MO784ABDOMINAL AORTIC CALCIFICATIONS AND ARTERIOVENOUS FISTULA CLINICAL OUTCOMES ON HAEMODIALYSIS PATIENTS

Background and Aims Vascular calcification has now been recognized as a major problem in dialysis patients because of its strong influence on the prognosis of this population. Several reports have shown the strong relationship between vascular calcification and clinical outcomes including cardiovascular events and arteriovenous fistula (AVF)survival. The aim of this study is to evaluate the severity of vascular calcifications in our hemodialysis patients and to determine its impact on the AVF survival. Method It is a transversal descriptive and analytical study including chronic haemodialysis patients in our unit of the nephrology department. A lateral lumbar spine radiograph was taken: the aortic arch calcification(ACC) score (VCS) was calculated according to the score validated by Kauppila and Schousboe.
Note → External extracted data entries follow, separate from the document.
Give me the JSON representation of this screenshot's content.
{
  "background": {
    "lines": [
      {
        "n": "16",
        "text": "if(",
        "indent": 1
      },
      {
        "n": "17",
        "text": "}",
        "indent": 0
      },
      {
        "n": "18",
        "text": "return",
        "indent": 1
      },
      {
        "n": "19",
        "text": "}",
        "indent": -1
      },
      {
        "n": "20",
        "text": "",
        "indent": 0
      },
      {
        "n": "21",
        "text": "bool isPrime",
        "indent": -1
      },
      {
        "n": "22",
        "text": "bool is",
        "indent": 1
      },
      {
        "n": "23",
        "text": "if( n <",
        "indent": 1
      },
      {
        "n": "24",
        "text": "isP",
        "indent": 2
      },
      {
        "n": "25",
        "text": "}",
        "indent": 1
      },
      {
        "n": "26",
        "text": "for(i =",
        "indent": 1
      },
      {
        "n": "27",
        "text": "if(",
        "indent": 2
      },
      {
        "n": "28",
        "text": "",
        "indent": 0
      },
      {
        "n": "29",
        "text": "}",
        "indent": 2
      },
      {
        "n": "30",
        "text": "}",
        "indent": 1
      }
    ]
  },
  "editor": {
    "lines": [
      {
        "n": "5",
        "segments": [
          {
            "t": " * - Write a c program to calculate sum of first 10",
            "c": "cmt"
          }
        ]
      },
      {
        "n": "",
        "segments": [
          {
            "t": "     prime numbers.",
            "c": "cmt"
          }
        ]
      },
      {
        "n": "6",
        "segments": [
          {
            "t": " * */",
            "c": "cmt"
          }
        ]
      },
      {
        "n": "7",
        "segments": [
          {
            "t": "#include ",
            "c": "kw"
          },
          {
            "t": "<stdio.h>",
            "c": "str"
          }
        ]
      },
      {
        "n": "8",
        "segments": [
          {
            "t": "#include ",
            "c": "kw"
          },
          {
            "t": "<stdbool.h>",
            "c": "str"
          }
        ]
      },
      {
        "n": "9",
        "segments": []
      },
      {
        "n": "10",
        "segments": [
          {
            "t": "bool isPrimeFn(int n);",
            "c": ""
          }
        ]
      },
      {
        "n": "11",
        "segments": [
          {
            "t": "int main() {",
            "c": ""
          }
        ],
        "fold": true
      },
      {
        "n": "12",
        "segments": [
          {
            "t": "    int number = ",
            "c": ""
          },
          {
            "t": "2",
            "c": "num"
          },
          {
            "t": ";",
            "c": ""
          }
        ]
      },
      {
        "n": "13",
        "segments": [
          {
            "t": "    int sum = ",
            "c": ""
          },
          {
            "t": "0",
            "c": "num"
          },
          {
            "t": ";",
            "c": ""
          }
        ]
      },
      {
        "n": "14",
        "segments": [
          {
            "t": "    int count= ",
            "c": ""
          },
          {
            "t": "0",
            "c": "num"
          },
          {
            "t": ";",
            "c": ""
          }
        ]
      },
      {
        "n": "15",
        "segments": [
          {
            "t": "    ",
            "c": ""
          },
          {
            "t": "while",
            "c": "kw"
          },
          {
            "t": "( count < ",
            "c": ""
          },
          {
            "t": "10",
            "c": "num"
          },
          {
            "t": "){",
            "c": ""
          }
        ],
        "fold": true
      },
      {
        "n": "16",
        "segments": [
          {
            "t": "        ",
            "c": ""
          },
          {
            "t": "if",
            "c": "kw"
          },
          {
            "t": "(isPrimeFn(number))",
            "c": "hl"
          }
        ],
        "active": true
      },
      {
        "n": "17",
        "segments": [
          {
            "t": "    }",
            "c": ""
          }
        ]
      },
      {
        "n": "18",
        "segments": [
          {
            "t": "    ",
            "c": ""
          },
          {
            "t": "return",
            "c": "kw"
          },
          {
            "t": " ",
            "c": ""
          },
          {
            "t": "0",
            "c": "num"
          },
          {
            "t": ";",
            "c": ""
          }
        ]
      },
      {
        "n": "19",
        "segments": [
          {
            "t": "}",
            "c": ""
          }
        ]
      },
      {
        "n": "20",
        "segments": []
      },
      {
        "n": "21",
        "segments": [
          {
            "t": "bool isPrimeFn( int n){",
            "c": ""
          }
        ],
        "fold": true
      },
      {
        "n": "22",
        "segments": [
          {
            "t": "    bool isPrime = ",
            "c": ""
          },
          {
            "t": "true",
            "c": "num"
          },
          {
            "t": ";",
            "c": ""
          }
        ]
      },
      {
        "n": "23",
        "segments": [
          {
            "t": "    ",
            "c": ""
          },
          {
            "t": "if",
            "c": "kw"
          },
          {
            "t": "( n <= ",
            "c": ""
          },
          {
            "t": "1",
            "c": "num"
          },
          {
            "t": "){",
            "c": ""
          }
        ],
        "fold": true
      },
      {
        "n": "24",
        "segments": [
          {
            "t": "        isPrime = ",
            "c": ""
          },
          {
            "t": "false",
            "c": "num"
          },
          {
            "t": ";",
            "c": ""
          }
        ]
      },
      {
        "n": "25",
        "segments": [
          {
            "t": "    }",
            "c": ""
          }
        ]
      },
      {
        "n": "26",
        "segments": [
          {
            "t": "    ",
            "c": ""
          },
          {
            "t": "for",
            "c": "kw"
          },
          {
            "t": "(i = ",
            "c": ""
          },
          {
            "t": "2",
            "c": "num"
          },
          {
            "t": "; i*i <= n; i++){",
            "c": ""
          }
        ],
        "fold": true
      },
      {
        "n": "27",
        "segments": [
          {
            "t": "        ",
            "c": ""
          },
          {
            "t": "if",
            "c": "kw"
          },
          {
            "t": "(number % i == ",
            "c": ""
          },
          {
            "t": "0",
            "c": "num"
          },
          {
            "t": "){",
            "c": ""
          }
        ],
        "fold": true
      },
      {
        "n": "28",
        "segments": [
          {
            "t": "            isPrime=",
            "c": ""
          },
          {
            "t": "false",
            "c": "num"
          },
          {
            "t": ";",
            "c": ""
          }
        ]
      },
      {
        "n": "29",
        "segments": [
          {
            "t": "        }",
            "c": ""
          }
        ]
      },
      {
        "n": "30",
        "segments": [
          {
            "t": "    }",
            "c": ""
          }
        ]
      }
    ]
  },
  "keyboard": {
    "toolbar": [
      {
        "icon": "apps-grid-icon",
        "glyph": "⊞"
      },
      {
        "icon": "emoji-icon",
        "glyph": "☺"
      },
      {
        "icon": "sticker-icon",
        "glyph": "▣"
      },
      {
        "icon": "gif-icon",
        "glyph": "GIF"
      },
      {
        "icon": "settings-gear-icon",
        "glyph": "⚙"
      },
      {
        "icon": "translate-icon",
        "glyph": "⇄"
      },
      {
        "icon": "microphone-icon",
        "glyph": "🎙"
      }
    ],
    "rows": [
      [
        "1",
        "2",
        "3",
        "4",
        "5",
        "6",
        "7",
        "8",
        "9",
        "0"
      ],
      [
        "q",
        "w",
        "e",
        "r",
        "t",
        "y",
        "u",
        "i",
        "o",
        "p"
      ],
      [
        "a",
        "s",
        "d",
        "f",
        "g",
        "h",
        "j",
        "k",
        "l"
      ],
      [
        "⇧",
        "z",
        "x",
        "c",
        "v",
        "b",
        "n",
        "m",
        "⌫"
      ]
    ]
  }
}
The overall VCS ranged from 0 to 24. Results Our study included 55 patients divided into 31 men and 24 women with a sex ratio of 1.29. The mean age was 49.54 ± 12.66 years. The mean duration in HD was 96.16± 73 months. 76.8% of the patients have hypertension, 26.8% are diabetic and 14.3% are smokers. AVF failure was noted in 34 patients (60.7%). We divided our population in 3 groups: G1:23 patients with a low VCS (41.1%), G2: 15 patients with a moderate VCS (26.8%) and G3: 17 patients with a severe VCS (30.4%). Patients in G2 and G3 were more frequently diabetics (p=0.05): over 50% of patients in G3 were diabetic and the mean duration in HD was longer: 133 months in G3, 102 months in G2 and 74 months in G1 with a significant difference p=0.03. We noted that AVF failure was more frequent in patients in G2 and G3 (65.7%) patients) versus patients in G1 (39.13%) with a significant difference (p=0.01) Conclusion vascular access dysfunction is one of the leading causes of morbidity and mortality in haemodialysis patients We have demonstrated throw this study the relation between the presence of higher AAC grade and the poor survival of AVF in our patients. So, an identification of these ACC by a simple lateral lumbar spine radiograph would allow the clinician to implement more rigorous and planned monitoring for such AVFs.